We do not see merit, though, in layering historic preservation district status over the whole of any commercial business district, as is currently being contemplated for Downtown Oak Park. Commercial districts are, by their nature, more changing than a block of historic homes. Shopping and service areas must be adaptable to altered shopping patterns, to new waves of competition whether from big boxes or the Internet. Freezing in time the physical structures of commercial districts is to ignore the dynamic nature of doing business.

The current effort, the subject right now of a series of public hearings, is ill-timed as the downtown fights its way through a tangle of related issues. The future of the Colt building, an absurd debate which may have started this quixotic process, goes to the heart of this discussion. Once a workable part of the downtown, the building is now functionally obsolete, dilapidated and, through no fault of its own, happens to be sitting in the wrong place. Call the whole of downtown a historic district and the methods of adapting and correcting such troubled situations are made more complex and more political.

Here’s our advice:

The village board and the Historic Preservation Commission should take the overarching historic district off the table right now and completely. It has further infuriated and alienated the downtown business community.
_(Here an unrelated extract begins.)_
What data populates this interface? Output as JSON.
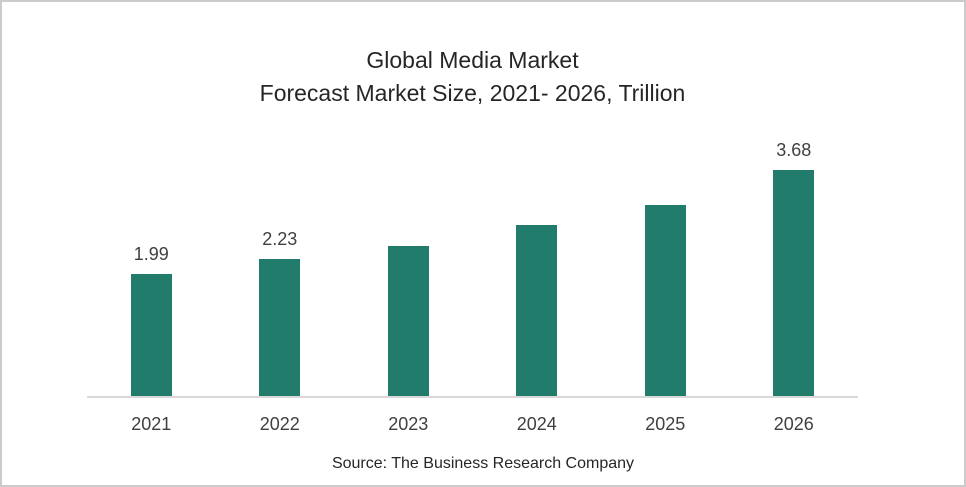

It is a non-starter.

The board and the HPC should state the practical and the political reality and announce now that no recommendation from the commission will be forthcoming until well after the current, and in terms of downtown development, discredited village board has been altered by voters in April.
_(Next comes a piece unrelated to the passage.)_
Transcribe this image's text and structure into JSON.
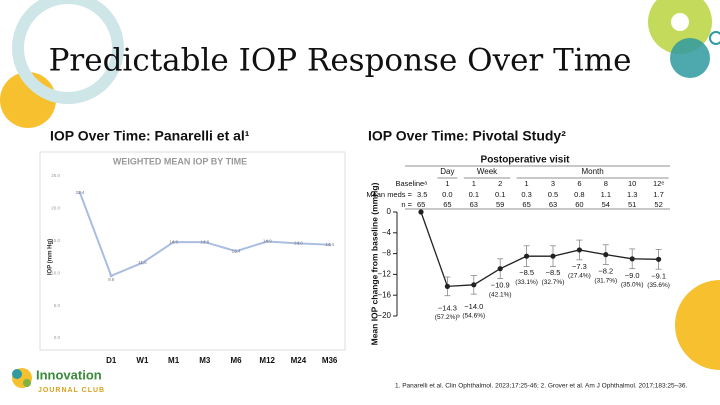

Downtown property owners, especially those who own the several architectural gems in the district, must be engaged, and must be willing to become engaged, in a fruitful discussion of how those buildings will be preserved for generations to come. Imposing a district, or even landmark status, on the holdings of a highly entrepreneurial group is a shortsighted way to pick a fight. How about we stop doing that in Oak Park?

 

How about talking?

Ping pong comes to mind when we consider the back-and-forth, convoluted and mixed messages sent to developers, and potential developers, in Oak Park.
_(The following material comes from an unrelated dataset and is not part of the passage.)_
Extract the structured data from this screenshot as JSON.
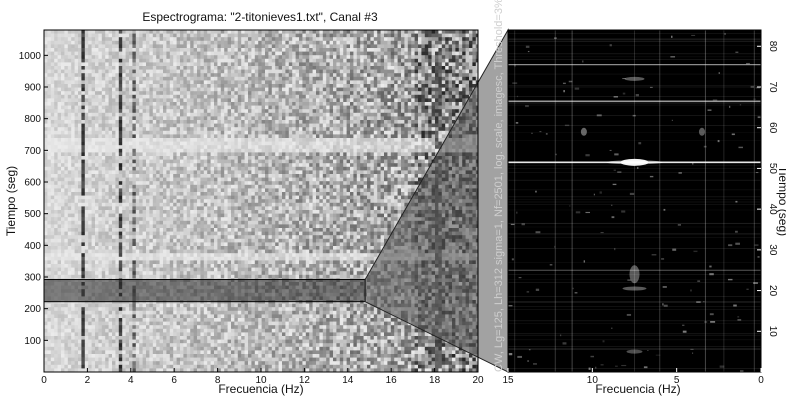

The most recent example of theatre of the bizarre was last week when John Schiess and Alex Troyanovsky lost a bid to build townhomes at South Boulevard and Home Avenue. The vote was a volley of parliamentarian super-majorities, missing and recused trustees, a Plan Commission upholding what it thought was the village’s plan for the site, and neighbors feeling snubbed when the development they felt they had negotiated in good faith with Schiess for low-rise townhomes went poof.

How do we keep getting to this point?

What would happen if reasonable people representing all sides-developers, village staff, commission members, neighbors, the business community-sat at the same table early in the process and talked through their varied interests? It could not be worse than the time-consuming, costly and cynicism-inducing process we keep stumbling through.